O desejo de substituir a designação de “Cartão de Cidadão” por “Cartão de Cidadania” não acrescenta direitos à mulher nem traz benefícios para a igualdade de género. É mera manifestação de ruído sem conteúdo, uma exibição gratuita de criatividade.

A cidadania é o exercício dos direitos e deveres civis, políticos e sociais estabelecidos na Constituição de um país, não é um carimbo no cartão de identidade, referente a uma qualidade, de cidadão e de cidadã, indiferente ao género.

Por melhor que tenha sido a intenção, a ideia é tão estranha como a de retirar a menção do sexo no referido cartão, apesar de, neste caso, haver situações dilacerantes.
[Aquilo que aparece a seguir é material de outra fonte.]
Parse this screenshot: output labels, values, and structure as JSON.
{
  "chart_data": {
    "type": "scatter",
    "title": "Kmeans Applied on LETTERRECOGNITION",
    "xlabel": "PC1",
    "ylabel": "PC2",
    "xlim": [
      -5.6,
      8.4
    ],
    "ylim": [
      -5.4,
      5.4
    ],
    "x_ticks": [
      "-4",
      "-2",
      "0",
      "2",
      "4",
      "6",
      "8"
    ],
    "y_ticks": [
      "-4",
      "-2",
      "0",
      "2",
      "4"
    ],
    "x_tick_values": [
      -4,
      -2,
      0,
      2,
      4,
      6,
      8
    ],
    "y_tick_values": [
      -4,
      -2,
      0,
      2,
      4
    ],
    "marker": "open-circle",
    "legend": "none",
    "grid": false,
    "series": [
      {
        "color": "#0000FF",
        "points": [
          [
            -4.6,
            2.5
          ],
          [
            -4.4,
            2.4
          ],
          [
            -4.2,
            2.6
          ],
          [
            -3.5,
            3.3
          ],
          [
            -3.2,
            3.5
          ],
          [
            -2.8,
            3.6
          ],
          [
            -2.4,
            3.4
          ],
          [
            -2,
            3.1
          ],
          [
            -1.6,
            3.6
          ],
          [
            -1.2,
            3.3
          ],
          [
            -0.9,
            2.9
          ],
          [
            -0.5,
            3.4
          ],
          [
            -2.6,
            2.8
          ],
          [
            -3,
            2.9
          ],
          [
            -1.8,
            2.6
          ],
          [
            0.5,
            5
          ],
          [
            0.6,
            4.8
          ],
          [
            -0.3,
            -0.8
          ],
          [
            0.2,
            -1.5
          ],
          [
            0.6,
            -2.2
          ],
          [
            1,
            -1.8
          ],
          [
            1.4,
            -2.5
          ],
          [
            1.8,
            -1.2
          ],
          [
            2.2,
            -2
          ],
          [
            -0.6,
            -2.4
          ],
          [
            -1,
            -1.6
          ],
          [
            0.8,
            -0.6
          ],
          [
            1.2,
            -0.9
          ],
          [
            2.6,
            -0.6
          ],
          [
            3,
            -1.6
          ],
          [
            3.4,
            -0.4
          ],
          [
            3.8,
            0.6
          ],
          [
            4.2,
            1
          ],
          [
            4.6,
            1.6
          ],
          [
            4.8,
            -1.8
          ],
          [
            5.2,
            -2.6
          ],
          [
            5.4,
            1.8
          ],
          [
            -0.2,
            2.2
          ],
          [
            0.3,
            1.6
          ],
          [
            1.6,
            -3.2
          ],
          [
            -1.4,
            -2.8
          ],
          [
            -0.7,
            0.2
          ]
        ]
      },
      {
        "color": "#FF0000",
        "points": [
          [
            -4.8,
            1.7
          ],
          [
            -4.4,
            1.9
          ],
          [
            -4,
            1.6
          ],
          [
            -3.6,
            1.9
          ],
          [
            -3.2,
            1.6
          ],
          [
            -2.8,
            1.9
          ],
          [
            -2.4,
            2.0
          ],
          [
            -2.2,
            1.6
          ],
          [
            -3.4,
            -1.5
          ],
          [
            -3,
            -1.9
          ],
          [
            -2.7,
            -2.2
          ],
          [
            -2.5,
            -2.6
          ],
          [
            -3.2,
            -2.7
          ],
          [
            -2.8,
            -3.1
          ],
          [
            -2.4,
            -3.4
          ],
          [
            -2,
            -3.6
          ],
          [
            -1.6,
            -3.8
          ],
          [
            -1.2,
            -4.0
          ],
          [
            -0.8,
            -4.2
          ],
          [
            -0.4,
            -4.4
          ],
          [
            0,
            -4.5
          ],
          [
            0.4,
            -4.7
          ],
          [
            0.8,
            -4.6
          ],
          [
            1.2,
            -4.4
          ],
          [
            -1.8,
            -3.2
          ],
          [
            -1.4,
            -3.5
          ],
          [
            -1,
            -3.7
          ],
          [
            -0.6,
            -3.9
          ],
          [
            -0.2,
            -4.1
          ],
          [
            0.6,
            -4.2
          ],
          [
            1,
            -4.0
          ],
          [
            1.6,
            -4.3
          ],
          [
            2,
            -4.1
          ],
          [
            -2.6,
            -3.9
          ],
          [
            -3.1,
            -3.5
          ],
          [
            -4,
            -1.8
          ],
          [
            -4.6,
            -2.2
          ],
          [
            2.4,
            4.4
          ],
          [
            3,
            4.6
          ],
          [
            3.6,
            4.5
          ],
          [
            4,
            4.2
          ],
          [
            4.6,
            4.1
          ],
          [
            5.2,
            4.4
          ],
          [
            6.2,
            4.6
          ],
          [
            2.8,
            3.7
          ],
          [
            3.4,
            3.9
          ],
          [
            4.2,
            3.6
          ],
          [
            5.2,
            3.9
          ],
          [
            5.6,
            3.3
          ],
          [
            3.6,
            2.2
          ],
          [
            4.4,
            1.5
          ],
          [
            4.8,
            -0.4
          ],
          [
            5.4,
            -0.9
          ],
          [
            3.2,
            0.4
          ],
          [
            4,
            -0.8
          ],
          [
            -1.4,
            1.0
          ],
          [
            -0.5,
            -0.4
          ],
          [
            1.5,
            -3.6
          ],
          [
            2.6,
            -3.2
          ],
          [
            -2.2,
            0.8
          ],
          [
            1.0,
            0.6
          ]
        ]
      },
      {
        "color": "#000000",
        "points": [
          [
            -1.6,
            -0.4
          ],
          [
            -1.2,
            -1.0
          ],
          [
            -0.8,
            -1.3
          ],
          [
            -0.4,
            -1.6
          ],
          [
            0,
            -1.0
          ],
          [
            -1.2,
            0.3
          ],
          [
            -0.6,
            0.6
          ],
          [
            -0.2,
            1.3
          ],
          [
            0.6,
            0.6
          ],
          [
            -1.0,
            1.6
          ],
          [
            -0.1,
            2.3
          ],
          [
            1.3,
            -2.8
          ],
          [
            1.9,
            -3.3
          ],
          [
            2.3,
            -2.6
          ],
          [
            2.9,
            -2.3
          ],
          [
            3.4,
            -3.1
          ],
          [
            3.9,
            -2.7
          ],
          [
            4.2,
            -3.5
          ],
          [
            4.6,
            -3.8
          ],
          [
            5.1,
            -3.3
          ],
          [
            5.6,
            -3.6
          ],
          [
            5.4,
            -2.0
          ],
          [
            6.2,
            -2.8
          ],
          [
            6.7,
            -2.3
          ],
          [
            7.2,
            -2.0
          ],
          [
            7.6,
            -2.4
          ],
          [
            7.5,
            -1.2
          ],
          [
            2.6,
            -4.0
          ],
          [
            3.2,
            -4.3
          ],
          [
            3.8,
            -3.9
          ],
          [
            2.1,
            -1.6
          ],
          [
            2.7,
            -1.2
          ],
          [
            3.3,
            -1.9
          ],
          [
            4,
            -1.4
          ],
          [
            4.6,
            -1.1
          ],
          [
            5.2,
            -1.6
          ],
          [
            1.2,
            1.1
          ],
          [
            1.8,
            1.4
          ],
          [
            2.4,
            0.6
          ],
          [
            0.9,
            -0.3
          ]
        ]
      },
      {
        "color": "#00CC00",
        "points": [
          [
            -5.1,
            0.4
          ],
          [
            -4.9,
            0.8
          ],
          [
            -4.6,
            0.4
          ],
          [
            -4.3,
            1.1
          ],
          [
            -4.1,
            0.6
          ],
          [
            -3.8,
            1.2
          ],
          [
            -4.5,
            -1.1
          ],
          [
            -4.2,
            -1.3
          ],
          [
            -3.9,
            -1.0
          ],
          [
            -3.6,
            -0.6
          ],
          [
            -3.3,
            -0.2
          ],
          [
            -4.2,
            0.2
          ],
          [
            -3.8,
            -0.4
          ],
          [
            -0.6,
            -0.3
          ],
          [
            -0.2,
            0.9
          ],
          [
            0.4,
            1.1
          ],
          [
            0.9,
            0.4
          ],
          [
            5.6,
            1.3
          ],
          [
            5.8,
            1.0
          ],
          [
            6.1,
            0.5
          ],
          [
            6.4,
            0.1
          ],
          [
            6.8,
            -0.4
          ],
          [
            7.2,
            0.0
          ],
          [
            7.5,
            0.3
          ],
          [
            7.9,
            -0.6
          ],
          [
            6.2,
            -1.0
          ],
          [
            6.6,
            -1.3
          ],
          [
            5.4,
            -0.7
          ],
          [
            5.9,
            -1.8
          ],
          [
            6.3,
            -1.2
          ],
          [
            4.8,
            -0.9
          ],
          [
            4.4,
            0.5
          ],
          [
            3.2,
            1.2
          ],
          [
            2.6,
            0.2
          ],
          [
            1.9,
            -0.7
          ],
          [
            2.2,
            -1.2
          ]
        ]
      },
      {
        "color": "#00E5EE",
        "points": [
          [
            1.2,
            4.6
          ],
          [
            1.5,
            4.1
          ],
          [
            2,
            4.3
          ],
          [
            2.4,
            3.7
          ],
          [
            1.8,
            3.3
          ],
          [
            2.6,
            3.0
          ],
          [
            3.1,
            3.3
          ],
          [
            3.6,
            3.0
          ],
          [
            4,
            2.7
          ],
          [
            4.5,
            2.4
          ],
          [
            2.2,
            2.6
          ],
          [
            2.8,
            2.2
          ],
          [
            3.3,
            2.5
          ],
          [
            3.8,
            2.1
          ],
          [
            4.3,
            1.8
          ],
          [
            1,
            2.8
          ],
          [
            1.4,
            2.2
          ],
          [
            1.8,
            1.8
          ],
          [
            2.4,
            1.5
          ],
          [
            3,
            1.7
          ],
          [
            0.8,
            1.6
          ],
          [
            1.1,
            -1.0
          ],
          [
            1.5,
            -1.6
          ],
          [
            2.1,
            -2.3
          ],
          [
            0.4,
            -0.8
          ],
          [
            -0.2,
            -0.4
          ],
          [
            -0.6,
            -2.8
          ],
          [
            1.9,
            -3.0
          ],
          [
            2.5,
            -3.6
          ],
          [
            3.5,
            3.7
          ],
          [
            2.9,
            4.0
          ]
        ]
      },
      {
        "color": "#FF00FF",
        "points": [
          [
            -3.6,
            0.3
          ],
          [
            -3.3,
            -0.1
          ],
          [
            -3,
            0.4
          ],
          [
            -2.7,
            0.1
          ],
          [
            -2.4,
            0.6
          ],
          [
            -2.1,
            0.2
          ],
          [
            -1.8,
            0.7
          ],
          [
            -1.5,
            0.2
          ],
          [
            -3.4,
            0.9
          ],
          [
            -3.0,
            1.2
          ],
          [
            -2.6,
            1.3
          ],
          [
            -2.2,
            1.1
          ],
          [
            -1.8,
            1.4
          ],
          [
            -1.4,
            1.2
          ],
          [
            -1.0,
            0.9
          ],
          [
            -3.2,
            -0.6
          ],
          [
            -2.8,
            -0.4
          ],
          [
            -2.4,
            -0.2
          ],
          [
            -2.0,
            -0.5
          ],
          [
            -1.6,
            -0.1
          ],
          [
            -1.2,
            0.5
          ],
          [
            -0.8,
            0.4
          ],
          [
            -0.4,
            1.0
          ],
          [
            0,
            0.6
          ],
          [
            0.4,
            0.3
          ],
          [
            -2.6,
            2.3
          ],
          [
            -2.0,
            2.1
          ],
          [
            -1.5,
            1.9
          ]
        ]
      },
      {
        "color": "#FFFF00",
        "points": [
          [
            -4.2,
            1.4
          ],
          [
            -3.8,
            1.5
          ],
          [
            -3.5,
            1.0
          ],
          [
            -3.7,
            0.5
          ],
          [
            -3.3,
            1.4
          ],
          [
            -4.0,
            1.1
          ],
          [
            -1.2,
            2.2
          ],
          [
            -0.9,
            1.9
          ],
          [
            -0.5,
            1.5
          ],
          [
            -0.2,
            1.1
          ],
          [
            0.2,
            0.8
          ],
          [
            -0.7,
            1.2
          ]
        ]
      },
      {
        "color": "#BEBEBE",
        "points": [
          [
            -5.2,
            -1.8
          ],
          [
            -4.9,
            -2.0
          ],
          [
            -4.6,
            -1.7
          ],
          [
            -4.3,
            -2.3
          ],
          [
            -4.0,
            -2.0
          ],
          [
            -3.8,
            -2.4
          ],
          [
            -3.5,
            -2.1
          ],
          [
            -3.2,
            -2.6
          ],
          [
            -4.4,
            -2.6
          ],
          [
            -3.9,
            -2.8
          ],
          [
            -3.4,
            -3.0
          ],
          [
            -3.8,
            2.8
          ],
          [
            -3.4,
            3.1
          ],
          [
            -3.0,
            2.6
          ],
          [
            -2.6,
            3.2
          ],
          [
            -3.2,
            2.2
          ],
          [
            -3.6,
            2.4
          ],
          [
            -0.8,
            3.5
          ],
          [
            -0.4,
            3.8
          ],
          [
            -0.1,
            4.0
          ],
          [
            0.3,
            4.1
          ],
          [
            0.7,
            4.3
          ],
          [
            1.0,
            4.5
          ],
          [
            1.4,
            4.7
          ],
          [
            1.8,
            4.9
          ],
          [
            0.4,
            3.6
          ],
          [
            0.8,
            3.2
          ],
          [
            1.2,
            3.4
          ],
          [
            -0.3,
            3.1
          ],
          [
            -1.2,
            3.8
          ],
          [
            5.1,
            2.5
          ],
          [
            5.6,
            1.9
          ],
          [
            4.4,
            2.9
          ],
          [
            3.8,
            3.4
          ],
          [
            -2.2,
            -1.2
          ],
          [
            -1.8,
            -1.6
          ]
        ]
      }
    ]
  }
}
Esta ideia lembra a do líder do PSD Luís Marques Guedes, em junho de 2006, quando, com os deputados Montalvão Machado e Ana Manso, apresentou na AR um projeto de resolução que visava instituir um «dia nacional do cão». O ridículo só foi evitado pelas gargalhadas ouvidas em todas as bancadas!

Comentários

e-pá! disse…
A proposta do BE é uma reacção política estereotipada sobre questões de género que, como todos sabemos, ainda afligem o nosso País. Não existem sociedades perfeitas e ninguém pode arvorar-se como tutor da igualdade absoluta.
Muito menos voluntariosos 'partisans' de agendamentos abruptos à volta de causas (históricas da Humanidade) que, em determinados momentos políticos, são manifestamente acessórias, correndo o risco de ter efeitos opostos, por perda de objectividade e se apresentarem como maçadoras, repetitivas e pouco inteligíveis.

Na nossa estrutura gramatical não possuímos o neutro. Daí a ter entrado em uso o ‘masculino universal’ que é de facto um falso neutro.
Não é preciso invocar a tradição como uma barreira hermética e intocável para manter o dito ‘masculino universal’. Mais do que a tradição tem valor e deve ser protegido a compreensão e a inteligibilidade que o uso da linguagem permite e fomenta nas relações entre os seres humanos.
A linguagem é o suporte material com que expressamos ideias que muitas vezes não são masculinas, nem femininas, nem sequer neutras, mas simplesmente carinhosas, afectivas, valiosas, gloriosas e outas vezes violentas, absurdas e negativas (só para usar expressões do género feminino).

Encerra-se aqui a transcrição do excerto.